Sul profilo più strettamente tecnico è evidente che questa grossa macchina produttiva non abbia badato a spese ed abbia saputo con intelligenza sfruttare la ricchezza visiva degli ambienti (i palazzi apostolici visti sotto una nuova luce) e degli abiti, per loro stessa natura sgargianti e rituali. La mano di Sorrentino non ha affatto perduto il suo pregio e si muove con estrema lucidità tra una scena e l’altra, tra un’ispirazione e l’altra. La necessità di impostare una trama non soffoca affatto il suo estro visivo, la sua ossessiva ricerca del “bello”, finanche barocco e smisurato. Dove però la sua scrittura si rivela, ancora una volta, efficace è nel tratto vigoroso ed interessante che coinvolge la rappresentazione dei personaggi, i quali si rivelano costantemente nei loro dialoghi, nei loro incontri-scontri (in più di un’occasione si avverte, soprattutto in Jude Law e non a caso, l’eco di Jep Gambardella e di Toni Servillo).
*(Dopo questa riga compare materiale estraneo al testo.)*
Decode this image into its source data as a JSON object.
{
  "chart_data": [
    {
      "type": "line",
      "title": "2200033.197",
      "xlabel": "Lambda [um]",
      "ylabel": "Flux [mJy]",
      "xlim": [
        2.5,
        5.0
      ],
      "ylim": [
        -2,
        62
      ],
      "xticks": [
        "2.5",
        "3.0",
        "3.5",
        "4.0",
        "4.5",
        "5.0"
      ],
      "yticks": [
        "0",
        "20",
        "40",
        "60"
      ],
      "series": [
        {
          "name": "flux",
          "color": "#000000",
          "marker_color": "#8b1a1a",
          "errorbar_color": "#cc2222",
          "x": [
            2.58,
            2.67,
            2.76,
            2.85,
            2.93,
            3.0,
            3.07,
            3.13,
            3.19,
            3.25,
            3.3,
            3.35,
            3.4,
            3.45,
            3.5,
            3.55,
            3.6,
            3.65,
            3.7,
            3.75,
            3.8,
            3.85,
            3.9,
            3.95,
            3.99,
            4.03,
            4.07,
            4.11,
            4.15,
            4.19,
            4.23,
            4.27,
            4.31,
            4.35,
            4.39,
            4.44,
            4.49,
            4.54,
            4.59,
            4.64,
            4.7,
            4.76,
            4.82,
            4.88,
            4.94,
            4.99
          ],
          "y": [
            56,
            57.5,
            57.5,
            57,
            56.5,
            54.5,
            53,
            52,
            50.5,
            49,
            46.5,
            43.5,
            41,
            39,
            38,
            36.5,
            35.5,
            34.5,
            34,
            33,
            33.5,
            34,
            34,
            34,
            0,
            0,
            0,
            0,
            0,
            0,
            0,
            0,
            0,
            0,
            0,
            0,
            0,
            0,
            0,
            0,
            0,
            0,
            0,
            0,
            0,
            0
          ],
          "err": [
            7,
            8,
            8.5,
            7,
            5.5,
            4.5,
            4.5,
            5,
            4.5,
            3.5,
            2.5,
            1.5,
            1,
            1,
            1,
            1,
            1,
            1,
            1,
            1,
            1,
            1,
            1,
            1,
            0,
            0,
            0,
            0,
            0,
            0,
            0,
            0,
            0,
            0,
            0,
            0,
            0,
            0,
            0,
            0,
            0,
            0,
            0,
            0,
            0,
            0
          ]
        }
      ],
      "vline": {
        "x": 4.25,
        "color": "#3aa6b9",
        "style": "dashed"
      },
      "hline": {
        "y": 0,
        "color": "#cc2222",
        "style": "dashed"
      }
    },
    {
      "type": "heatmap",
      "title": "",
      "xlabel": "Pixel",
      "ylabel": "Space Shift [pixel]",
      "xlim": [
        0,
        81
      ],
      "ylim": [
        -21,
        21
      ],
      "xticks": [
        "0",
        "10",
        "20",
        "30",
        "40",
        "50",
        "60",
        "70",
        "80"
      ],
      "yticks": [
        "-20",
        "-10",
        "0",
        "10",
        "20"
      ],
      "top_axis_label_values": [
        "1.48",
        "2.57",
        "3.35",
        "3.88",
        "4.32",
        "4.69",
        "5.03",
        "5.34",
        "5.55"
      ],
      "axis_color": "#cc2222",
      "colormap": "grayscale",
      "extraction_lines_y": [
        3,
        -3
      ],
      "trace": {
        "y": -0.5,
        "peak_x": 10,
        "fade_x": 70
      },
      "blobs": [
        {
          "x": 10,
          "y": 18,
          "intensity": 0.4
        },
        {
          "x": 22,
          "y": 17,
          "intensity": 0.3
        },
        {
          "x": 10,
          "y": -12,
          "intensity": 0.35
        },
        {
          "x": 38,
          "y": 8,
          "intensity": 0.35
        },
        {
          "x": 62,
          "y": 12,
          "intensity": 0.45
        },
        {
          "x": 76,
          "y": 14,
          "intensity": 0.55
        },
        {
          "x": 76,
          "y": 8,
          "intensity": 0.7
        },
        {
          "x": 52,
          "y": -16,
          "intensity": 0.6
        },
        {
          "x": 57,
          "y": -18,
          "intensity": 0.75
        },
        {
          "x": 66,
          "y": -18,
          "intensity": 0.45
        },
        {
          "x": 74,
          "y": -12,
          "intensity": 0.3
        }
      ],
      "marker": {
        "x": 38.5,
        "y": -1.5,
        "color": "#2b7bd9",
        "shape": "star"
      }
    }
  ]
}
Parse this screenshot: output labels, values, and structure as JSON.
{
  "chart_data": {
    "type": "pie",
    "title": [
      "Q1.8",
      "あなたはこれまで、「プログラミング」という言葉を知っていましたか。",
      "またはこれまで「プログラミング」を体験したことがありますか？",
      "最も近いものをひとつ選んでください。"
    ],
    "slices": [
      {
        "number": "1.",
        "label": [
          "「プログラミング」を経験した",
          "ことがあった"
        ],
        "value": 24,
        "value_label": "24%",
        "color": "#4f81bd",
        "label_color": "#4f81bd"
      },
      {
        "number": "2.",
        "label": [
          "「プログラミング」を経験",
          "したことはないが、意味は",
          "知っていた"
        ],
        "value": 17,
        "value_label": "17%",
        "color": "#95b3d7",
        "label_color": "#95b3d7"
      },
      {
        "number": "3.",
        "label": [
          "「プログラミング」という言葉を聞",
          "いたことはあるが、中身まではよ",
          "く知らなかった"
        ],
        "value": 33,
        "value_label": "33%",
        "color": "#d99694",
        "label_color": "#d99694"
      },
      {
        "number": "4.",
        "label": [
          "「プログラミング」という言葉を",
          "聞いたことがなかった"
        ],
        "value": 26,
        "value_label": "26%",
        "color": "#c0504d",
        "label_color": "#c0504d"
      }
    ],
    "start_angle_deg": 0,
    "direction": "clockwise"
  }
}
Quando il 21 ottobre SKY darà il via a questa avventura, perdersi questo esordio sarebbe un gravissimo errore: perché questi due episodi sono potenti e virtuosi, figli della creatività di un regista che non si tira mai indietro e cerca costantemente nuovi mezzi e nuove parole per esprimere il proprio valore. Chi non ha a cuore lo stile sorrentiniano non dovrà però soffrire molto perché il suo tocco è qui meno evidente (anzi, sarebbe meglio dire meno invadente) soprattutto nel secondo episodio, anche se non mancherà di suscitare qualcosa di nuovo in chi invece ne ha apprezzato lo stile in passato.